于益珩瞅着他眼底的青黑,问:“睡得好吗?”
“还好。”
“有什么想吃的?我叫厨房给你做。”
萧宿摇摇头。
他双颊消瘦,完全没有萧察那样的富态,估计因着萧典的放养,问宸教的下人们没少克扣他的份例。
于益珩喊了一声,一个小厮走了进来,他嘱咐几句,那小厮便随即离去,然后端来一些粥食和馒头。
于益珩指尖凝出灵力,将石桌上的落叶和火山灰清理干净。
“你身上有伤,吃不了太油腻的东西,就跟我一样,随便吃点什么吧。

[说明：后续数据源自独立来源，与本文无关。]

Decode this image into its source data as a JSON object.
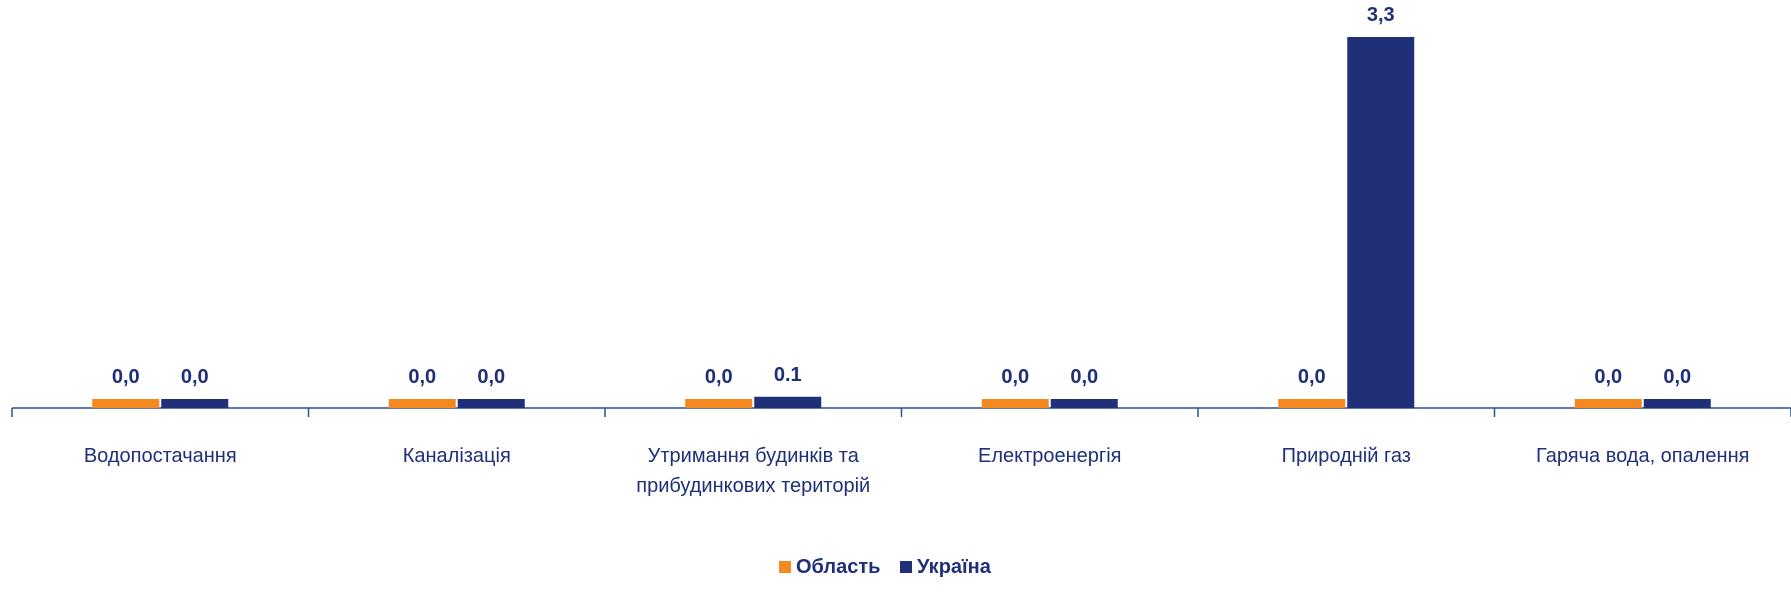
{
  "chart_data": {
    "type": "bar",
    "title": "",
    "xlabel": "",
    "ylabel": "",
    "categories": [
      [
        "Водопостачання"
      ],
      [
        "Каналізація"
      ],
      [
        "Утримання будинків та",
        "прибудинкових територій"
      ],
      [
        "Електроенергія"
      ],
      [
        "Природній газ"
      ],
      [
        "Гаряча вода, опалення"
      ]
    ],
    "series": [
      {
        "name": "Область",
        "color": "#f5891f",
        "values": [
          0.0,
          0.0,
          0.0,
          0.0,
          0.0,
          0.0
        ],
        "labels": [
          "0,0",
          "0,0",
          "0,0",
          "0,0",
          "0,0",
          "0,0"
        ]
      },
      {
        "name": "Україна",
        "color": "#1f3079",
        "values": [
          0.0,
          0.0,
          0.1,
          0.0,
          3.3,
          0.0
        ],
        "labels": [
          "0,0",
          "0,0",
          "0.1",
          "0,0",
          "3,3",
          "0,0"
        ]
      }
    ],
    "ylim": [
      0,
      3.3
    ],
    "grid": false,
    "legend_position": "bottom-center",
    "text_color": "#1f3079",
    "axis_color": "#2f4f8f"
  }
}
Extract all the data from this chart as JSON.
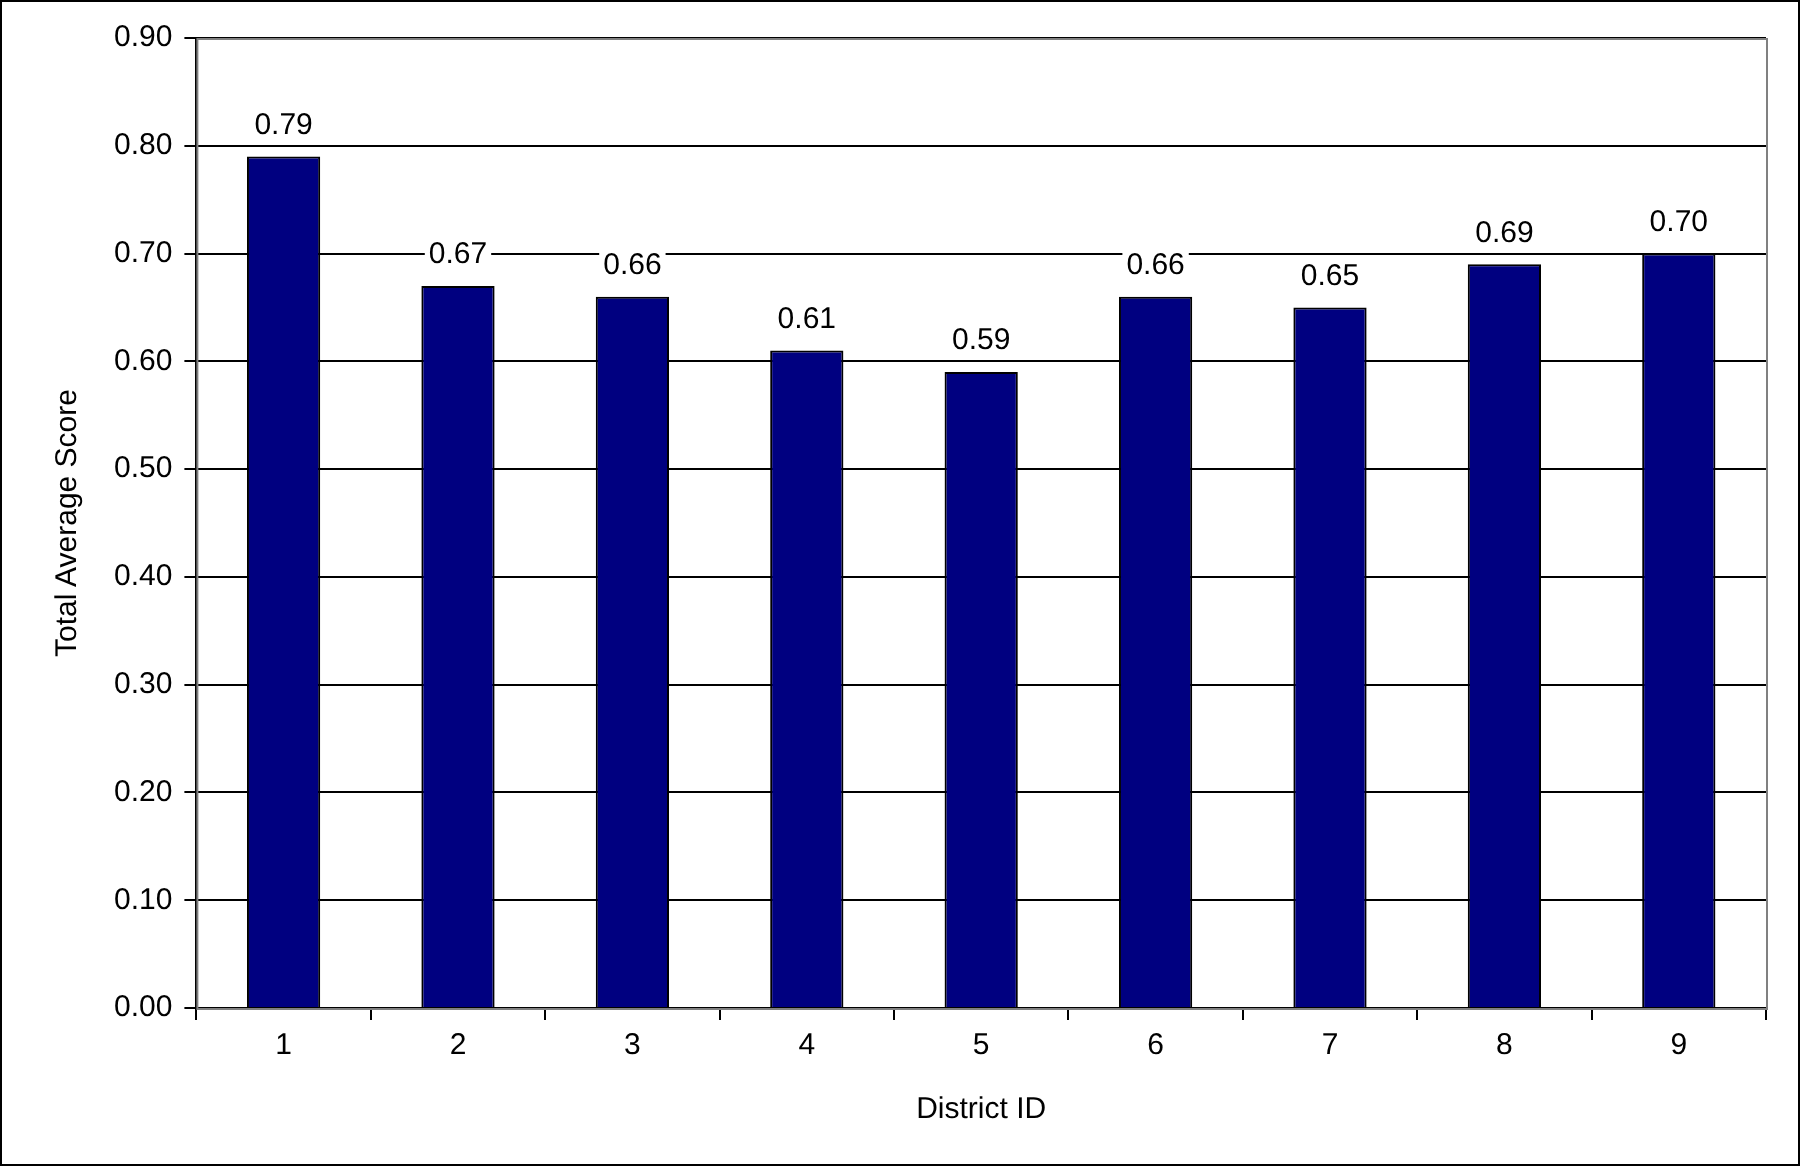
{
  "chart_data": {
    "type": "bar",
    "xlabel": "District ID",
    "ylabel": "Total Average Score",
    "categories": [
      "1",
      "2",
      "3",
      "4",
      "5",
      "6",
      "7",
      "8",
      "9"
    ],
    "values": [
      0.79,
      0.67,
      0.66,
      0.61,
      0.59,
      0.66,
      0.65,
      0.69,
      0.7
    ],
    "value_labels": [
      "0.79",
      "0.67",
      "0.66",
      "0.61",
      "0.59",
      "0.66",
      "0.65",
      "0.69",
      "0.70"
    ],
    "color": "#000080",
    "ylim": [
      0,
      0.9
    ],
    "yticks": [
      {
        "value": 0,
        "label": "0.00"
      },
      {
        "value": 0.1,
        "label": "0.10"
      },
      {
        "value": 0.2,
        "label": "0.20"
      },
      {
        "value": 0.3,
        "label": "0.30"
      },
      {
        "value": 0.4,
        "label": "0.40"
      },
      {
        "value": 0.5,
        "label": "0.50"
      },
      {
        "value": 0.6,
        "label": "0.60"
      },
      {
        "value": 0.7,
        "label": "0.70"
      },
      {
        "value": 0.8,
        "label": "0.80"
      },
      {
        "value": 0.9,
        "label": "0.90"
      }
    ],
    "grid": "y",
    "legend": false
  }
}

”
萧宿想拒绝,结果肚子却发出了叽里咕噜的叫声,他极其窘迫地捂住腹部,于益珩默默看他一眼,没有嘲笑,只是将所有的面食推到他眼前。
萧宿小口小口地咽着粥,于益珩也不怎么说话,二人沉默着,风卷残云,将托盘里的食物吃得干干净净。
“阿宿!”
一个沧桑的女声从院门处传出,于益珩转过身,却见一位身着粗布麻衣,头发散乱的中年妇女,跌跌撞撞地推开院门,
“阿宿!”
堇沫紧随其后,扶着门框不断喘息,她跑的实在太快了。
萧宿惊讶地站起身:“静姨?”
那女人看也不看于益珩一眼,一把便将萧宿抱入怀内,哭的声泪俱下,“阿宿,你没事吧,你怎么样,伤的重不重?重不重!”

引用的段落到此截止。